A generate_site_list.py script has been added to help generate the index.html file for the two main entry points:

Search field. As explained in this section, the generated index.html file includes a search field that allows to search across all listed sites.

The generated index.html uses https://docs.mbari.org/css/mbari-site-list.css for styling.

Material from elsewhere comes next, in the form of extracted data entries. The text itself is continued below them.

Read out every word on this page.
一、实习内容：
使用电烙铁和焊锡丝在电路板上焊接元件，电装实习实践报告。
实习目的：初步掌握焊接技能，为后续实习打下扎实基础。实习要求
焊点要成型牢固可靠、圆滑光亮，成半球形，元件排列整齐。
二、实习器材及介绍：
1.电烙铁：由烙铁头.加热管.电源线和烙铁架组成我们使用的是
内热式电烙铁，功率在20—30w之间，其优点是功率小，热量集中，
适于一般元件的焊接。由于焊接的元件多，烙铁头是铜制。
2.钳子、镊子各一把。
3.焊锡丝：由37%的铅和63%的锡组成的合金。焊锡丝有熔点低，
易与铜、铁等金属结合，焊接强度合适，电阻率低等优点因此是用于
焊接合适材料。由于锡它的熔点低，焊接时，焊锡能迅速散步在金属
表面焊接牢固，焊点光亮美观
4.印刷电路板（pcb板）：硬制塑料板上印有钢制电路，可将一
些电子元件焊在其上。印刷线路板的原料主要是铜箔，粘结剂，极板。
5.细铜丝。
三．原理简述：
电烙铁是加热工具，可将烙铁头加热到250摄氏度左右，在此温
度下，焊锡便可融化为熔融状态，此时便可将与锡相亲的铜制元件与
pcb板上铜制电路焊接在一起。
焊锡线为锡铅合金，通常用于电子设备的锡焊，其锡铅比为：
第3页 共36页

The script is launched for the two listings with the helper generate_site_lists_cronjob.sh, which is run by the main generator script right before exiting (so the listings get updated right after any particular site is updated), and also via cronjob:

*/5 * * * * /home/docsadm/mkdocs/docs-mbari-org-webhook-doc/bin/generate_site_lists_cronjob.sh

SSH Keys

We have enabled support for private Bitbucket and GitHub repositories. This is accomplished by using a corresponding SSH Key for the required access. The setup is explained below.

Bitbucket

TODO

GitHub

Ref: https://docs.github.com/en/developers/overview/managing-deploy-keys#machine-users

  • Email address created: docsbot@mbari.org (at the moment as a 'distribution list," with Kevin and Carlos as members)
  • GitHub account created: mbaridocs: https://github.com/mbaridocs
  • Created and uploaded an SSH key for mbaridocs at GitHub
  • Added mbaridocs to the mbari-org organization
  • As member of the mbari-org the organization, mbaridocs now has (read) access to all private repos there: https://github.com/orgs/mbari-org/people/mbaridocs
  • This completes the setup as needed.

Initial tests

  • Direct cloning of a private repository on the docs machine as docsadm works fine (which confirms the SSH key is functional).
  • However, via the webkook, it didn't work, initially ...
  • ... then, I removed the passphrase associated to the key and the webhook dispatch started to complete OK.
  • Upon a quick googling, seems like a keychain-like mechanism on the host could allow us to put back a non-empty passphrase.
  • Immediate conclusion: unless we really want/need a non-empty passphrase, we can declare that private GitHub repos under mbari-org are now supported.